H.265 is the latest iteration of compression standards that are based on reducing temporal redundancies in video feeds, or areas of similarity between frames. It has a number of enhancements as compared with its predecessor, H.264, that help it further reduce the bit rate of stream, and although it represents the market direction of video compression formats, there are some drawbacks to adopting this technology now.
THE WAY OF THE FUTURE
H.265 began to be adopted in about 2015 and started to gain a good deal of attention in early to middle 2016, according to Brian Carle, director of product strategy, Salient Systems, Austin, Texas.
“It is recognized as the direction of compression technology in the video surveillance industry,” Carle says. “When IP cameras were introduced to the market, the compression widely used was motion JPEG because it was a relatively simple process, and the CPU and the chipsets on the cameras were not powerful by modern standards. When the CPU technology became more powerful, cameras began supporting MPEG4, which was a huge advance.

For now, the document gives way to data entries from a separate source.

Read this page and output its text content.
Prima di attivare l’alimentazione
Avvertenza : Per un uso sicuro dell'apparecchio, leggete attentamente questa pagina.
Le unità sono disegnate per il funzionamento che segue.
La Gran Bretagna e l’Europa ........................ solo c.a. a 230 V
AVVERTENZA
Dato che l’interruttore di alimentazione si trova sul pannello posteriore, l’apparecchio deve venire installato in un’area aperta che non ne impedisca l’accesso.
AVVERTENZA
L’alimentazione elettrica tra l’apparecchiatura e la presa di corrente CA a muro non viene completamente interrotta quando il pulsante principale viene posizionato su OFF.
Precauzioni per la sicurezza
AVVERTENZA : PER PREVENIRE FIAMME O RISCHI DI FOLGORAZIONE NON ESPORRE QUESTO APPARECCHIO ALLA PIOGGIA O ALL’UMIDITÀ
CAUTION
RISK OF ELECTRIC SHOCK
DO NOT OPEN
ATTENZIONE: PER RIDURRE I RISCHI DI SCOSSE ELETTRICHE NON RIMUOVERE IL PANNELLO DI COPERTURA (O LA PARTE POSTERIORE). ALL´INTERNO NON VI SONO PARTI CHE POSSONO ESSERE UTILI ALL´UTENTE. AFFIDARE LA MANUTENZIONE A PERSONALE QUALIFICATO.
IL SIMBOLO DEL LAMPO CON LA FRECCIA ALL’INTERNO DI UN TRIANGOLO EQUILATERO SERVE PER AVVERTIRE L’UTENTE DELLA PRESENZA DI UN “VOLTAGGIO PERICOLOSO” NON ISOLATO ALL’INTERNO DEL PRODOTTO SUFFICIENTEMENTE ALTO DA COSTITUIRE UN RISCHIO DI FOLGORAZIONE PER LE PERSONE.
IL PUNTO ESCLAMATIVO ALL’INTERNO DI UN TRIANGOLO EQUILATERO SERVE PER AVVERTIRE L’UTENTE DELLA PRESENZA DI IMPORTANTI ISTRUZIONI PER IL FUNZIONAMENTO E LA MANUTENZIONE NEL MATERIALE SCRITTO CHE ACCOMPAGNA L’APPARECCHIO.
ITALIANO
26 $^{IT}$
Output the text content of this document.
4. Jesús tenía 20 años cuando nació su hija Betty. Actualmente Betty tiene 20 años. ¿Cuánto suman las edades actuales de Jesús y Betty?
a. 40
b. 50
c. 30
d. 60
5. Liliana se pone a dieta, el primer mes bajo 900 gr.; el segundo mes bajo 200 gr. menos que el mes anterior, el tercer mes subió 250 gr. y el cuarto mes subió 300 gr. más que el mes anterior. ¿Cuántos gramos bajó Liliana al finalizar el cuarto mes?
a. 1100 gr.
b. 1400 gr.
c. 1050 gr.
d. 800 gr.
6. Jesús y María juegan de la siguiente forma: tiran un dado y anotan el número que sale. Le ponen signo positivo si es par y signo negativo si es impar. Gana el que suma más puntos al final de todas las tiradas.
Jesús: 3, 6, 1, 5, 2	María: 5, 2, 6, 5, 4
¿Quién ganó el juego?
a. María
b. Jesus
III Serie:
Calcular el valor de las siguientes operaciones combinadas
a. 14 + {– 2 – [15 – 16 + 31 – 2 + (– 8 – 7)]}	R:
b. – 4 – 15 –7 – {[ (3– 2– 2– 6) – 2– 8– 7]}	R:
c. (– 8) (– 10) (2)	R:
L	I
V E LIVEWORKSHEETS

Then H.264 became the next standard, and now we can see the market moving in the direction of H.265.”
Carle says the market’s shift in this direction is a result of a perception — a correct perception — that using H.265-enabled products will save dramatically on camera bitrate, which translates into reduced bandwidth consumption for sharing video, and reduced storage consumption for retaining the video.
He estimates, based on the history of other processing technologies in this industry, that H.265 will be the gold standard for at least the near future. “We’re probably looking at a five-to-seven-year lifespan before a newer technology starts to become relevant in the industry.”